Juste avant la pause de Noël, la Commission a transmis à chaque État membre ses recommandations pour les plans stratégiques nationaux qui constitueront la déclinaison de la Pac dans chaque pays. Si l’effort d’analyse est à noter, cet exercice pose la question cruciale de la cohérence entre la Pac et les objectifs de Bruxelles en matière de Green Deal. À la lecture des recommandations, il ne fait guère de doute que la Commission est prête à imposer ses propres idées sans attendre les décisions des co-législateurs en la matière. En effet, l’élaboration et l’approbation des plans stratégiques précéderont l’adoption formelle des objectifs du Green Deal par le Parlement et le Conseil européen.
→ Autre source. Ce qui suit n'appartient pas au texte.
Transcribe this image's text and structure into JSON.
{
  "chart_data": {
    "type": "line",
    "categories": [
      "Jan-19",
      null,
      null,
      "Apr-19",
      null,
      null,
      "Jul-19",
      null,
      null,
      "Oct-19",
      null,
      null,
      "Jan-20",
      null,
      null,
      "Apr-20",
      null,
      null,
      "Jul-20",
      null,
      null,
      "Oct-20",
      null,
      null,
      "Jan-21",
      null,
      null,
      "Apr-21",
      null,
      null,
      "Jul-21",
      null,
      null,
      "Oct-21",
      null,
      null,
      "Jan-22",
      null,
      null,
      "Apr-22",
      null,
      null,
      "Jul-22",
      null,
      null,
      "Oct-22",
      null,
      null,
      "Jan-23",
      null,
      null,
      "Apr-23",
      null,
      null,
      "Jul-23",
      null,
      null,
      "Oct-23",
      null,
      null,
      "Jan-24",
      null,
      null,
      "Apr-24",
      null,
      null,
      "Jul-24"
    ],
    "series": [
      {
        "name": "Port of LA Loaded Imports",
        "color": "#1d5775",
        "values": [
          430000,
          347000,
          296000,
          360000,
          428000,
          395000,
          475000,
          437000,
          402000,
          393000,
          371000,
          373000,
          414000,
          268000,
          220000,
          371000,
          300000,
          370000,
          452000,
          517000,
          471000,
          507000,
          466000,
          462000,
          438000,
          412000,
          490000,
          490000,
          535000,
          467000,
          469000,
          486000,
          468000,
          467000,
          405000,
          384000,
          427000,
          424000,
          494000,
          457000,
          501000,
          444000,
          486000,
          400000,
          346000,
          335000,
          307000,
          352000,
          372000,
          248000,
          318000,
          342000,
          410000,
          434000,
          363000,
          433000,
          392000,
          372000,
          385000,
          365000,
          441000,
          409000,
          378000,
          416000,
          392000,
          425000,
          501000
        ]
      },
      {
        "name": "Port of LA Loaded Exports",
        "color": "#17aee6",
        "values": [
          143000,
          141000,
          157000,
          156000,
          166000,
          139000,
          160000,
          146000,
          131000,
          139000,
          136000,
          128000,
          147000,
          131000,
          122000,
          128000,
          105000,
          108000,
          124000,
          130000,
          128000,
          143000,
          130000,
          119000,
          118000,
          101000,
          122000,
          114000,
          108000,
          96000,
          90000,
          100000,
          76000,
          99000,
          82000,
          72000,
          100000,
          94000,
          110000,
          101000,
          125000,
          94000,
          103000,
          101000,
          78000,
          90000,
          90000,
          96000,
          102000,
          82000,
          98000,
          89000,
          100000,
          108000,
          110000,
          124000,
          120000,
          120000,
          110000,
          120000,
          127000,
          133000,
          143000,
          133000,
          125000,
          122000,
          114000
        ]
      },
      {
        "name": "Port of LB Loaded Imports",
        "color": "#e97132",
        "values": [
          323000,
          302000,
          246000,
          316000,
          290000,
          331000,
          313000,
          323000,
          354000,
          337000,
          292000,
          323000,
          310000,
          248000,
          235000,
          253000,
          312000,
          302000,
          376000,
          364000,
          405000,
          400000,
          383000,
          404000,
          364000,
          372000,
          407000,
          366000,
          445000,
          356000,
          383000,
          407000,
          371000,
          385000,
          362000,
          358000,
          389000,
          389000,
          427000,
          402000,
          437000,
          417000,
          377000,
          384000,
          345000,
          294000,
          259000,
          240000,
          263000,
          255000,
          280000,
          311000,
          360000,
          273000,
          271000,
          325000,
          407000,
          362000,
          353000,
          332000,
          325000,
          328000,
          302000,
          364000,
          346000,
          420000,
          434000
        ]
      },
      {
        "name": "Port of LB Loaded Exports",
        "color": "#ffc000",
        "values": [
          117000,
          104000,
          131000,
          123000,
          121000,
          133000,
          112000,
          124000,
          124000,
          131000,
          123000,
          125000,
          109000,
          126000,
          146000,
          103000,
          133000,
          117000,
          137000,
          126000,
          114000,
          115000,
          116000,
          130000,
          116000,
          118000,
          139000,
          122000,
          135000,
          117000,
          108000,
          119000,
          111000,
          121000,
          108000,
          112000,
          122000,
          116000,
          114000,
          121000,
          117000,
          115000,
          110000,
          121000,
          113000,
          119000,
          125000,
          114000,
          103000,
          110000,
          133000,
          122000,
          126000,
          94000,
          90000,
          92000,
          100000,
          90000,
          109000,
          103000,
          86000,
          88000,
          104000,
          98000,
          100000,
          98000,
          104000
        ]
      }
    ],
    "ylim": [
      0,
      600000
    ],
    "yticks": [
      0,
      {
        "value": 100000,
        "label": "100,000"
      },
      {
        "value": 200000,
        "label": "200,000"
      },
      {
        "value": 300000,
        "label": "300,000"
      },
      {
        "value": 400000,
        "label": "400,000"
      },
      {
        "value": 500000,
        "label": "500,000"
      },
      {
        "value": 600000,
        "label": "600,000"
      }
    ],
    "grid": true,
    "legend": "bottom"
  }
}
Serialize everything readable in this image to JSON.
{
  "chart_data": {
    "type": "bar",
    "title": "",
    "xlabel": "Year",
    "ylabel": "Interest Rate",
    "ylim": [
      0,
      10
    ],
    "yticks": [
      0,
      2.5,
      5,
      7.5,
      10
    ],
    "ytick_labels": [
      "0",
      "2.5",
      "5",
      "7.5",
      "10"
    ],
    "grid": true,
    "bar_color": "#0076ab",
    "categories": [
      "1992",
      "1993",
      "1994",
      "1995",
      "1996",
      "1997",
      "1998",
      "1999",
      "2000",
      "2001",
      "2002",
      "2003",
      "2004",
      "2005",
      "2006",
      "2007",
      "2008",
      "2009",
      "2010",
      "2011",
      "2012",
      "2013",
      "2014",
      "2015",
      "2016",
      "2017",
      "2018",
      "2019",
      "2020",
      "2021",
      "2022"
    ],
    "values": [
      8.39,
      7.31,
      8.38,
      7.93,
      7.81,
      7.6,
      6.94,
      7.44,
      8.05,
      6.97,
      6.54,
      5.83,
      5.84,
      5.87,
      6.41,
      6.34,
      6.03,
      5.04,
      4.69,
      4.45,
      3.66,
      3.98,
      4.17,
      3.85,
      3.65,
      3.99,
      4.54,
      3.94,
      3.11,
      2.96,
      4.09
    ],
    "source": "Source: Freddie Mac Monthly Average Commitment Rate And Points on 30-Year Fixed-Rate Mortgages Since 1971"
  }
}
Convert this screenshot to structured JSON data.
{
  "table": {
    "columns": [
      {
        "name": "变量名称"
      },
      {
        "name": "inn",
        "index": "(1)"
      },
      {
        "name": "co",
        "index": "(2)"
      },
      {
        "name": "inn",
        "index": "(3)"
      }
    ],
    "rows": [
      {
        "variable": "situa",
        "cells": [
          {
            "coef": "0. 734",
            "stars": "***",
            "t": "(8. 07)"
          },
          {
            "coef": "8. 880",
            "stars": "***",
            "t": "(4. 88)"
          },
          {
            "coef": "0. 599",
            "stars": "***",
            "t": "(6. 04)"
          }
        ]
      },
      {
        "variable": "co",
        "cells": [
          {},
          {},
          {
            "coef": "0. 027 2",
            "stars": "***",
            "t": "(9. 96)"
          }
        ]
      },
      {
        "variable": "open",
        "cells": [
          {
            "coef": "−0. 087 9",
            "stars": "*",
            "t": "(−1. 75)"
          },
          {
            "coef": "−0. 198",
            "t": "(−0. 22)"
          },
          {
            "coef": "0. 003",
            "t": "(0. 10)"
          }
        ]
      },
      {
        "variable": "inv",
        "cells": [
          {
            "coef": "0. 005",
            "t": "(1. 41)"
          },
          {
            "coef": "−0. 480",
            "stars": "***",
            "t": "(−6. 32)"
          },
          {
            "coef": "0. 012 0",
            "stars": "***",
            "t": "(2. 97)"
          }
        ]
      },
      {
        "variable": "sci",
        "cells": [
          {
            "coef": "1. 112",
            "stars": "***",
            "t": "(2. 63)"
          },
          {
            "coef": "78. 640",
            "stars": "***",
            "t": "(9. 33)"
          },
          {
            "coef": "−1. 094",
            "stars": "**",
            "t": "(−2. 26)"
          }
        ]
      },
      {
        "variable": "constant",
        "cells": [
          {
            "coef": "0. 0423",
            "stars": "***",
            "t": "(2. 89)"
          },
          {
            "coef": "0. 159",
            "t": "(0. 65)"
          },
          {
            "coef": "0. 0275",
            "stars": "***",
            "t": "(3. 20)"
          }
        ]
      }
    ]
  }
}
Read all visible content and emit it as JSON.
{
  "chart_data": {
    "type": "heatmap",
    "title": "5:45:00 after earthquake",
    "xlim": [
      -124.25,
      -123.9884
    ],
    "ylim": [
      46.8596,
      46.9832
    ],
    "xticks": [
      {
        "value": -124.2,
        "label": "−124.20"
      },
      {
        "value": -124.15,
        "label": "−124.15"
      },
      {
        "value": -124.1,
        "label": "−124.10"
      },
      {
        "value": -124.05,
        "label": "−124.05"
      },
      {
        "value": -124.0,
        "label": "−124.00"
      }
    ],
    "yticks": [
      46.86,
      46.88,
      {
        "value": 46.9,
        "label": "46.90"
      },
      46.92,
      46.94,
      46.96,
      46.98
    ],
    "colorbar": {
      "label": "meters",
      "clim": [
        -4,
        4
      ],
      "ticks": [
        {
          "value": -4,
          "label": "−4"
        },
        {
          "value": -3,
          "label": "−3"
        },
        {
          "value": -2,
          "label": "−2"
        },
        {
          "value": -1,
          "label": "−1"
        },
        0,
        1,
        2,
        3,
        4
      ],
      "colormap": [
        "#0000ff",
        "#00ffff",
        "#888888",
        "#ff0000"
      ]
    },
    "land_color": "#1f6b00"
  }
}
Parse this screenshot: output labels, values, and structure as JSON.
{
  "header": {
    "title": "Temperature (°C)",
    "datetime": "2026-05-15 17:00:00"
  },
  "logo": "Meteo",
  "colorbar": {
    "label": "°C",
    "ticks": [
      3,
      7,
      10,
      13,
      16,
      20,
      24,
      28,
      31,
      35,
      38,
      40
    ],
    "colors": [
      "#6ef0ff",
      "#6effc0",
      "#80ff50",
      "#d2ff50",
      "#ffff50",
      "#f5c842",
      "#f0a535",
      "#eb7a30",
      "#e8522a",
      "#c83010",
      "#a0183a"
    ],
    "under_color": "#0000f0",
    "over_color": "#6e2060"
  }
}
Or, les propos de Bruxelles sont explicites : « Ces recommandations sont adressées aux États dans le cadre d’un dialogue structuré. Avec d’autres considérations pertinentes, elles seront utilisées par la Commission dans son évaluation des plans stratégiques de la Pac. La Commission vérifiera, au moment de leur approbation et de leur modification, leur cohérence globale avec les objectifs et les cibles du Green Deal. » Afin d’exercer une pression supplémentaire sur les ministères de l’Agriculture, Bruxelles demande que les autorités environnementales nationales soient associées à l’élaboration de ces plans stratégiques.
Avec ces documents de recommandations, elle trace les contours d’une politique dont la physionomie irait d’une politique économique à une politique plus sociale et environnementale. Sa stratégie est explicite : agir sans attendre l’avis des États membres et du Parlement sur le Green Deal. Il revient donc à ces derniers soit d’encadrer clairement les pouvoirs de la Commission – ils en ont la possibilité en insérant dans les négociations Pac les clauses définissant ses pouvoirs d’approbation des plans stratégiques – soit d’accepter que celle-ci les mette devant un fait accompli en matière de déclinaison du Green Deal dans la Pac. Mais nul ne pourra alors se défausser avec un « c’est la faute à Bruxelles ».
Pendant ce temps, de l’autre côté de l’Atlantique, les États-Unis ont renforcé, fin 2020, leurs aides aux secteurs agricoles de quelque 26 milliards de dollars de plus.